Kühe vor Ku(h)lisse. Irgendjemand hat den Baum schief gedrückt.

.Es weht so sehr, dass man kaum (gerade) Fotos machen kann. Da läuft das Meer eben wieder aus.

 
Wind



Farben!



Rechts: Ob die den eingezäunt haben, weil den sonst einer unter den Arm klemmt?

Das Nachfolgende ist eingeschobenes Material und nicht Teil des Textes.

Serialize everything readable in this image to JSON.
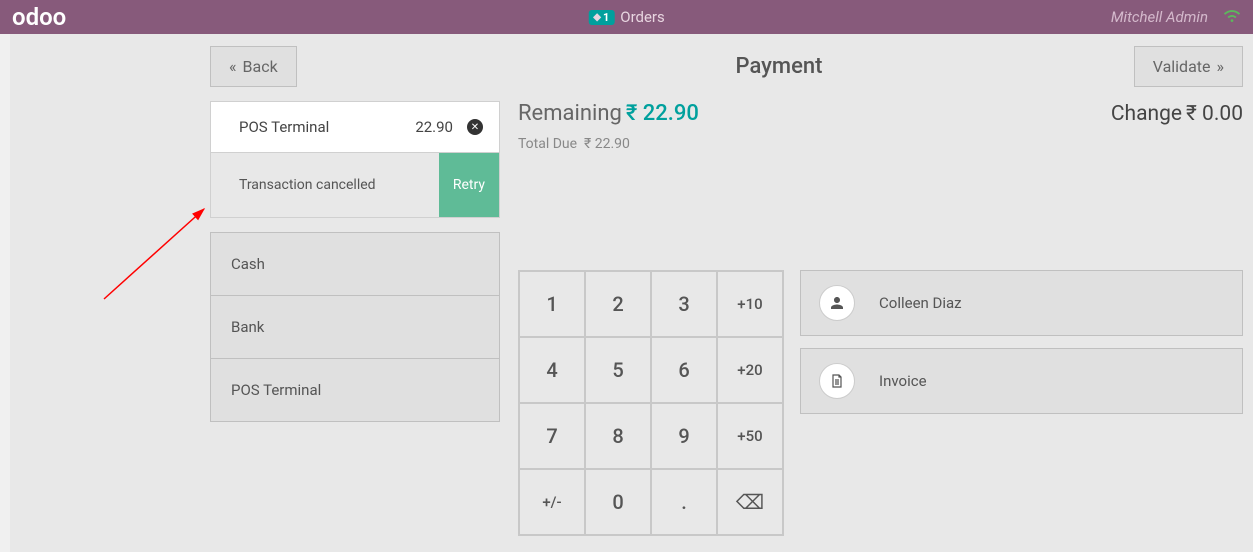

Nach dem Besuch des kleinen gelben Leuchtturms, den man möglicherweise wegen seiner geringen Größe eingezäunt hat (würde der sonst mitgenommen?) geht es wieder bergab und wir trinken im Ort unseren Nachmittagskaffee. Bevor wir aber in die Unterkunft zurückfahren, machen wir noch einen kleinen Abstecher ins Binnenland. Die Straße schlängelt sich durch ein recht einsames Tal, das von der schon tief stehenden Nachmittagssonne warm beschienen wird. Im Hintergrund sehen wir die zum Teil immer noch leicht verschneiten Berge, davor die steppenartigen kleineren Erhebungen, ab und zu ein mehr oder weniger ausgetrocknetes Flussbett. Es ist  immer noch ein wenig fremd und doch einfach wunderschön. 

Ich vergesse immer wieder, dass ja gerade erst Weihnachten war. Die Bewohner dieser Farm sicher nicht.